Little ringed plover, Marshside |
Well…
May was a funny old month. It started off promising to carry on where a very productive April left off but soon the weather turned and by mid-May the birdwatching was in the doldrums with the Winter visitors mostly gone, the residents and early arrivals quietly getting on with the business of finding food for hungry mouths and the larger number of Summer visitors biding their time waiting for a turn in the weather then straggling through as best can. I'm not one for poring over weather charts at length so I've missed out on this Spring's white wagtails and consistently been in the right place at the wrong time for little gulls and wood sandpipers.
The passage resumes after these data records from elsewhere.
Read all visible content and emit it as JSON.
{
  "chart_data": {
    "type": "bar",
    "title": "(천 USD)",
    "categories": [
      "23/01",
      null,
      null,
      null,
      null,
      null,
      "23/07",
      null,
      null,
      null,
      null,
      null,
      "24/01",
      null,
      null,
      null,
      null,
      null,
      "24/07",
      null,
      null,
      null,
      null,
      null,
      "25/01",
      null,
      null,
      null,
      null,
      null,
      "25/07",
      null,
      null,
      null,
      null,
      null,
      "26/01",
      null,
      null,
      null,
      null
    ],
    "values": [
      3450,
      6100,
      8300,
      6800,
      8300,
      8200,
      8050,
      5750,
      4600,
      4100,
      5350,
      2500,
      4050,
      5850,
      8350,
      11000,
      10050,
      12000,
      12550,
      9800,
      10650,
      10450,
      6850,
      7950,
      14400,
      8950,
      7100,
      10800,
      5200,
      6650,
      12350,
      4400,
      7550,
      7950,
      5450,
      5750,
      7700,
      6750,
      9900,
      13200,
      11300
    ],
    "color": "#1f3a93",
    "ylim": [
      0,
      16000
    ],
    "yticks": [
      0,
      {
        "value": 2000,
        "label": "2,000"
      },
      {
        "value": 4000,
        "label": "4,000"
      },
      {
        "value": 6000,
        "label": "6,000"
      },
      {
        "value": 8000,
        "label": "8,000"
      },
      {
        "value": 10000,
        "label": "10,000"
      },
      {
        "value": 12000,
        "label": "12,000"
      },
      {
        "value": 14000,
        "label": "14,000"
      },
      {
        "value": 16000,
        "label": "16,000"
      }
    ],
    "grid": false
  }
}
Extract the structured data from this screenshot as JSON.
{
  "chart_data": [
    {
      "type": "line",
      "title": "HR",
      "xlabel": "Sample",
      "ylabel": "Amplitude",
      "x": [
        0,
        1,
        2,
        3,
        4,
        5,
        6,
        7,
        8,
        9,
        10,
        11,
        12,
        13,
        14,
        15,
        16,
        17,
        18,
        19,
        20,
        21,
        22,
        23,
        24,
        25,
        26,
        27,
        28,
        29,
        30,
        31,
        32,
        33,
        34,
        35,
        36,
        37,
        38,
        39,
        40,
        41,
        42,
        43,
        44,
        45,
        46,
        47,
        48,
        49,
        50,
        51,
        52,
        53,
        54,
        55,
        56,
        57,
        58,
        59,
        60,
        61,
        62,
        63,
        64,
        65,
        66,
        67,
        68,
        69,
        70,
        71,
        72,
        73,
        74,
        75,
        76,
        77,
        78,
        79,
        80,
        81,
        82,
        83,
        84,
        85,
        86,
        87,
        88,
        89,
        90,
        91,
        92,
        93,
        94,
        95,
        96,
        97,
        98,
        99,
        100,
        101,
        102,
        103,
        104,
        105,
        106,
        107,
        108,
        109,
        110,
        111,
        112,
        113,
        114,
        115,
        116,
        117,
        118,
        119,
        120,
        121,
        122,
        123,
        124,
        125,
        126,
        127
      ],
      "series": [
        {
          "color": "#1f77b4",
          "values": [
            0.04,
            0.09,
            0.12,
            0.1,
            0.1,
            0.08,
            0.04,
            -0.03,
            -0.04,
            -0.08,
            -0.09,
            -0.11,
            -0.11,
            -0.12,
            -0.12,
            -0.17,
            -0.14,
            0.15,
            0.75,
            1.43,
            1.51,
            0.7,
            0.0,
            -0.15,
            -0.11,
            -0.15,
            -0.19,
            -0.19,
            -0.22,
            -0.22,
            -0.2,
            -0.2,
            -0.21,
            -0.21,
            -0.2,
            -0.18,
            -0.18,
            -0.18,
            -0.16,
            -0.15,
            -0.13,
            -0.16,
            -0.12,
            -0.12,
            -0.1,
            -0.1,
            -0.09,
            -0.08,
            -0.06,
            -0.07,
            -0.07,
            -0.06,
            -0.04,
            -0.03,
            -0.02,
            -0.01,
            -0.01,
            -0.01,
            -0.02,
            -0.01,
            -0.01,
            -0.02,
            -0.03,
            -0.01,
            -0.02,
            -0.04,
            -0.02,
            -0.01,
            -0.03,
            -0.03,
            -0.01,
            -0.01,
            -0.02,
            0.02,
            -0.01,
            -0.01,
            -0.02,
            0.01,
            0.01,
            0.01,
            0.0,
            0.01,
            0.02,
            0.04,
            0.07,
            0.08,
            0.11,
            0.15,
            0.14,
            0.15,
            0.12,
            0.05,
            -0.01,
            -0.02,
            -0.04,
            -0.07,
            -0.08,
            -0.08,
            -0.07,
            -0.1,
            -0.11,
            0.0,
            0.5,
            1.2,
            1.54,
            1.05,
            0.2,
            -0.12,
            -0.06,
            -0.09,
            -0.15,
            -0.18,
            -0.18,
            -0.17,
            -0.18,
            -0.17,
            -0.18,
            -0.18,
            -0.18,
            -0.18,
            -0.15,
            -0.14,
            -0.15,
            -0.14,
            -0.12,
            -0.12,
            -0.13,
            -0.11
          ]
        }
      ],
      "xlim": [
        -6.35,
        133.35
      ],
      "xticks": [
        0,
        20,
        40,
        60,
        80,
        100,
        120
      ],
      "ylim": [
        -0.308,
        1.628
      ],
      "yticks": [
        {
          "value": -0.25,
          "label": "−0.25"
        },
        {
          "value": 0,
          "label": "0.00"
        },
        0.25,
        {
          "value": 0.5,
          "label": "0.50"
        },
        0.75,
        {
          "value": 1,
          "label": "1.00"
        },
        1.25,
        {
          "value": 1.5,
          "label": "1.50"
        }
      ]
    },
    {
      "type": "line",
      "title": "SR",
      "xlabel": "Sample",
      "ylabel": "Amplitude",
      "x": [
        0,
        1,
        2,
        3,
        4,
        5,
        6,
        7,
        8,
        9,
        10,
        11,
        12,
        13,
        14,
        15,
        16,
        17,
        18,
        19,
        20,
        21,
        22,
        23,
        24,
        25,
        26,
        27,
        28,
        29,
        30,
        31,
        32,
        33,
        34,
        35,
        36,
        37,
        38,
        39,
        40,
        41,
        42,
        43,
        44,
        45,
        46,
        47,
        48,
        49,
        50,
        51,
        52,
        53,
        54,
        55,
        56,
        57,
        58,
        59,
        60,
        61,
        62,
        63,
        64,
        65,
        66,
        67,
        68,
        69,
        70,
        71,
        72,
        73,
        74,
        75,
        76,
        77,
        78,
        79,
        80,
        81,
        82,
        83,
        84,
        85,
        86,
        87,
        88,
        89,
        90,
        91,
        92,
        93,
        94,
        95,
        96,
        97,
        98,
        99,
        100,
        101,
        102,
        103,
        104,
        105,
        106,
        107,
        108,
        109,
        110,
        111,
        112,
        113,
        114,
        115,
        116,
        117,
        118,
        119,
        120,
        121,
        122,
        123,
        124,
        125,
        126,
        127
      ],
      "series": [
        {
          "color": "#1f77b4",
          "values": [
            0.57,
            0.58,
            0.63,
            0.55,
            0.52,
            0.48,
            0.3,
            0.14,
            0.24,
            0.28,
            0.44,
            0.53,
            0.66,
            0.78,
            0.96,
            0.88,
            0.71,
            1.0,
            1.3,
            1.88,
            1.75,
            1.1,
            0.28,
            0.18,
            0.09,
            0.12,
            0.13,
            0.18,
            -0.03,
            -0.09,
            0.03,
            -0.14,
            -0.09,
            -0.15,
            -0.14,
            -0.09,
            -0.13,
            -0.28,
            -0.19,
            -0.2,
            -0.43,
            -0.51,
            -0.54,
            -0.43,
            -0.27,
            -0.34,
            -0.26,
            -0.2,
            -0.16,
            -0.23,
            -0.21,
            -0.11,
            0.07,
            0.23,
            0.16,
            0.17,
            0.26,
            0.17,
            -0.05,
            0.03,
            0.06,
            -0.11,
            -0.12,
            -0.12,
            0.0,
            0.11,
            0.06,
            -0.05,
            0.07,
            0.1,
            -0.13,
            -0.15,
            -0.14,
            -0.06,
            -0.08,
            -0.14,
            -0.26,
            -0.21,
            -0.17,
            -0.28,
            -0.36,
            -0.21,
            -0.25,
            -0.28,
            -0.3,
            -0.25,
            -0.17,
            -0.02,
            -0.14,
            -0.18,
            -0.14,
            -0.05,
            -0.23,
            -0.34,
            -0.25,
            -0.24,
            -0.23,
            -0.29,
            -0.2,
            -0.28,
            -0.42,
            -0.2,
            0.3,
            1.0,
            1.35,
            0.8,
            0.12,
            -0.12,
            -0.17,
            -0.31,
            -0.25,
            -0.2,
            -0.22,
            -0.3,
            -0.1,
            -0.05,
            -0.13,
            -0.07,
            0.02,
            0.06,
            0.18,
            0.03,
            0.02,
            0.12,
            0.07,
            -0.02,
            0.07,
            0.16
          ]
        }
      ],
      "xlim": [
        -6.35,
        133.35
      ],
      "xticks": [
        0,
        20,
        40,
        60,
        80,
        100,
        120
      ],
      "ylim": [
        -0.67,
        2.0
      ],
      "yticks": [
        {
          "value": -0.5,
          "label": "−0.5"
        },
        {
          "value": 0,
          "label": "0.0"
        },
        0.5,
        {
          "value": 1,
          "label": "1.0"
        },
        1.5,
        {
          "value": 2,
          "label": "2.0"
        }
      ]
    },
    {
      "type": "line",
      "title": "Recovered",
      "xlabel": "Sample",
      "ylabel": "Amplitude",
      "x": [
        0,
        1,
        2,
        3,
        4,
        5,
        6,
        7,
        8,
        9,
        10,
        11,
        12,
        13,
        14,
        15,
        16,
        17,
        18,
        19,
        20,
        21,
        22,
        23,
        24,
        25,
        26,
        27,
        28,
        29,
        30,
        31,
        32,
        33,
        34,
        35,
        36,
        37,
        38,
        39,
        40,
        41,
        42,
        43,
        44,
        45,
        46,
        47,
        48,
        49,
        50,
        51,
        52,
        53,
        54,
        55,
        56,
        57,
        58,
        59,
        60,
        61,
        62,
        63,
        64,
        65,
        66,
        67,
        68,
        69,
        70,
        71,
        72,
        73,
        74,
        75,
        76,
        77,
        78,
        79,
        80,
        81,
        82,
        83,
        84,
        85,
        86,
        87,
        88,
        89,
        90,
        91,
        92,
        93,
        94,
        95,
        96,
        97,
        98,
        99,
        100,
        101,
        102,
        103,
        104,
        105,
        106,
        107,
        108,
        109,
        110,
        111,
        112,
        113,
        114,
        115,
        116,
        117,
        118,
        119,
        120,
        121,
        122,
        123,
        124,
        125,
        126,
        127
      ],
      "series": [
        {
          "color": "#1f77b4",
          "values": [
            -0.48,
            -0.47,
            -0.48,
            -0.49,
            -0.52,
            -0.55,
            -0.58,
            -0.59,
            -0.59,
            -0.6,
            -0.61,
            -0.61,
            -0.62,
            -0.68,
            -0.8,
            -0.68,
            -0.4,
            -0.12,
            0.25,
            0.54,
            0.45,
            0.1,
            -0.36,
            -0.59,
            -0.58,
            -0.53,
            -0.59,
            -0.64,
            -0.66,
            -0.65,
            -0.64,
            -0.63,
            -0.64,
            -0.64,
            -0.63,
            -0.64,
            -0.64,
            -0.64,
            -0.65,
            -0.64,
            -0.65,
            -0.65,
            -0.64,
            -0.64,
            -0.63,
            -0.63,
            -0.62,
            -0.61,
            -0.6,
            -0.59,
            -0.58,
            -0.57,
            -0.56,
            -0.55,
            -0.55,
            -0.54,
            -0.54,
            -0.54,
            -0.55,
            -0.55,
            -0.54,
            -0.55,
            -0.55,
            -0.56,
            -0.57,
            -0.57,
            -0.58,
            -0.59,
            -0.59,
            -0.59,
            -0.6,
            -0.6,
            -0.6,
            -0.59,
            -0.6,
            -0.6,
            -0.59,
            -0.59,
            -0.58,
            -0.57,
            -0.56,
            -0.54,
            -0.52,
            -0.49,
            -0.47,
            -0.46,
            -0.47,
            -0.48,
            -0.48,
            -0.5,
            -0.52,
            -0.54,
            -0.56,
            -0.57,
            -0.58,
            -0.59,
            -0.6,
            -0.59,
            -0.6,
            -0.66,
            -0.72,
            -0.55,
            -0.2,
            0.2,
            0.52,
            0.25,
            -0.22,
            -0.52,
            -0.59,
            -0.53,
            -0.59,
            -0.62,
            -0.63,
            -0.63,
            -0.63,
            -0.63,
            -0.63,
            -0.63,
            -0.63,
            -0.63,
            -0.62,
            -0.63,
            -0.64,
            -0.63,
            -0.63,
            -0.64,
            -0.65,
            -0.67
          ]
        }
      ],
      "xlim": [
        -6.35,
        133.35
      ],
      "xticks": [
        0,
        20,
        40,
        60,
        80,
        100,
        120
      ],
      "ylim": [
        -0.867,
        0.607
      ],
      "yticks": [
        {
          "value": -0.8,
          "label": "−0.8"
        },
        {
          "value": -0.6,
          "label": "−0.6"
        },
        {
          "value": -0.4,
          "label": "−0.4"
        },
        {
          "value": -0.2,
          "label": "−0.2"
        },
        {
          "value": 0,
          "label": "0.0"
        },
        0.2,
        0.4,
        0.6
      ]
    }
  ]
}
The change in the weather also affected insect life. April was busy with butterflies but the cooler weather in May hasn't done them any favours, my records are mostly limited to Pierids — whites, orange tips and brimstones — and not many of them. I'm not sure if the dragonflies were late or of I'm just being impatient but aside from a couple of days late in the month I've not seen them in any profusion.
Garganey, Crossens Marsh |
Then to cap it all I get four lifers in the space of two weeks — spotted sandpiper, lesser yellowlegs, white-tailed lapwing and lesser scaup — and not a one of them on my radar till they turned up, which is a lot of the joy of the game.
I end the month with the year list at 182 and my British list at 287.